Bye bye Brasil – filme e canção – são obras que somente são possíveis em um país de dimensões continentais, e não vai nenhum ufanismo barato aqui. A começar por uma contingência prática: convenhamos, é impossível fazer um road movie na Holanda ou na Dinamarca, países pouco maiores que os estados de Alagoas ou Sergipe. Estas são obras sobre a amplidão, sobre a imensidade de um país que é diversos, é tantos que alguns deles não sabem que o são. Um personagem pergunta a um dos integrantes da caravana quem é o presidente do Brasil. Nenhum dos dois sabe. Mais direta e contundente é a pergunta de uma indígena expulsa de sua propriedade na Transamazônica: Você é do Brasil?
Em 1980, um ano depois do filme e da canção, o Brasil era a oitava economia do mundo. Também era o primeiro lugar no ranking mundial da desigualdade de renda, com dois terços da sua população vivendo na condição de pobreza. O país vivia simultaneamente o passado e o futuro, e a muitos parecia sem presente. A imagem do homem telefonando a longa distência de um orelhão de fichas – o serviço de Discagem Direta à Distância fora implantado havia pouco pelo governo ditatorial, dentro de seu projeto de integração nacional – é não apenas o fio condutor da canção, mas também ela própria uma imagem da tecnologia de um Brasil avançado imerso no meio de um outro Brasil que tem saudade de roça e sertão.

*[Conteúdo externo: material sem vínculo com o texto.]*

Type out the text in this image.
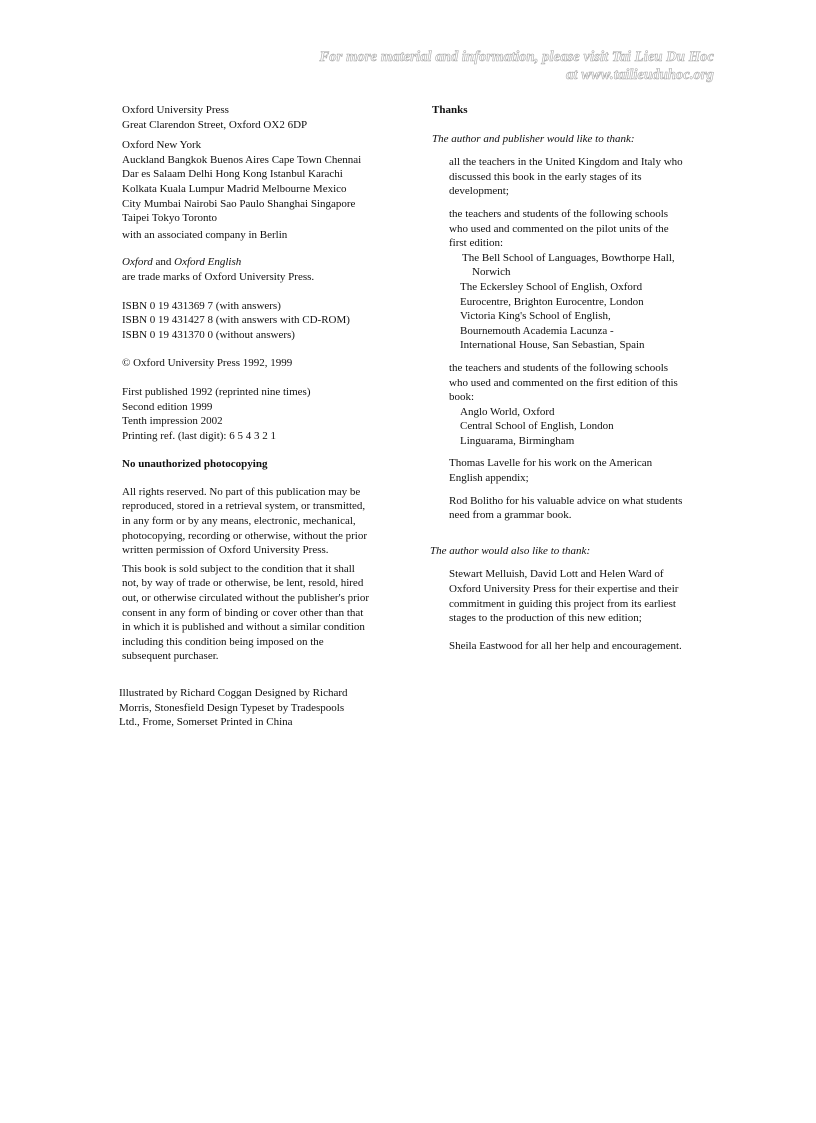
For more material and information, please visit Tai Lieu Du Hoc
at www.tailieuduhoc.org
Oxford University Press
Great Clarendon Street, Oxford OX2 6DP
Oxford New York
Auckland Bangkok Buenos Aires Cape Town Chennai
Dar es Salaam Delhi Hong Kong Istanbul Karachi
Kolkata Kuala Lumpur Madrid Melbourne Mexico
City Mumbai Nairobi Sao Paulo Shanghai Singapore
Taipei Tokyo Toronto
with an associated company in Berlin
Oxford and Oxford English
are trade marks of Oxford University Press.
ISBN 0 19 431369 7 (with answers)
ISBN 0 19 431427 8 (with answers with CD-ROM)
ISBN 0 19 431370 0 (without answers)
© Oxford University Press 1992, 1999
First published 1992 (reprinted nine times)
Second edition 1999
Tenth impression 2002
Printing ref. (last digit): 6 5 4 3 2 1
No unauthorized photocopying
All rights reserved. No part of this publication may be
reproduced, stored in a retrieval system, or transmitted,
in any form or by any means, electronic, mechanical,
photocopying, recording or otherwise, without the prior
written permission of Oxford University Press.
This book is sold subject to the condition that it shall
not, by way of trade or otherwise, be lent, resold, hired
out, or otherwise circulated without the publisher's prior
consent in any form of binding or cover other than that
in which it is published and without a similar condition
including this condition being imposed on the
subsequent purchaser.
Illustrated by Richard Coggan Designed by Richard
Morris, Stonesfield Design Typeset by Tradespools
Ltd., Frome, Somerset Printed in China
Thanks
The author and publisher would like to thank:
all the teachers in the United Kingdom and Italy who
discussed this book in the early stages of its
development;
the teachers and students of the following schools
who used and commented on the pilot units of the
first edition:
The Bell School of Languages, Bowthorpe Hall,
Norwich
The Eckersley School of English, Oxford
Eurocentre, Brighton Eurocentre, London
Victoria King's School of English,
Bournemouth Academia Lacunza -
International House, San Sebastian, Spain
the teachers and students of the following schools
who used and commented on the first edition of this
book:
Anglo World, Oxford
Central School of English, London
Linguarama, Birmingham
Thomas Lavelle for his work on the American
English appendix;
Rod Bolitho for his valuable advice on what students
need from a grammar book.
The author would also like to thank:
Stewart Melluish, David Lott and Helen Ward of
Oxford University Press for their expertise and their
commitment in guiding this project from its earliest
stages to the production of this new edition;
Sheila Eastwood for all her help and encouragement.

Por sinal que boa parte desta dicotomia também se apresenta entre esta presença de um Brasil rural que ia se desmanchando e uma influência estrangeira que mal era deglutida. no filme e na canção, o tempo todo este estranhamento é revelado: o chefe dos parintintins vidrou na minha calça lee; a Caravana Rolidei, com um inglês estropiado que no fim do filme é corrigido para Rolidey; no Tabariz o som é que nem os Bee Gees; a chegada da Caravana ao trânsito caótico na cidade de Maceió; puseram uma usina no mar, talvez fique ruim pra pescar; Para Vigo me voy, uma conga cubana cujo título se torna a palavra mágica engrolada de forma incompreensível pelo personagem de José Wilker, o Lorde Cigano; eu penso em vocês night and day, explica que tá tudo okay (rima em inglês que inclui um verso da canção de Cole Porter traduzido pela metade); a camiseta de Lorde Cigano, com a inscrição Copacabana; não dá pra falar muito não, espera passar o avião; e mais, e mais.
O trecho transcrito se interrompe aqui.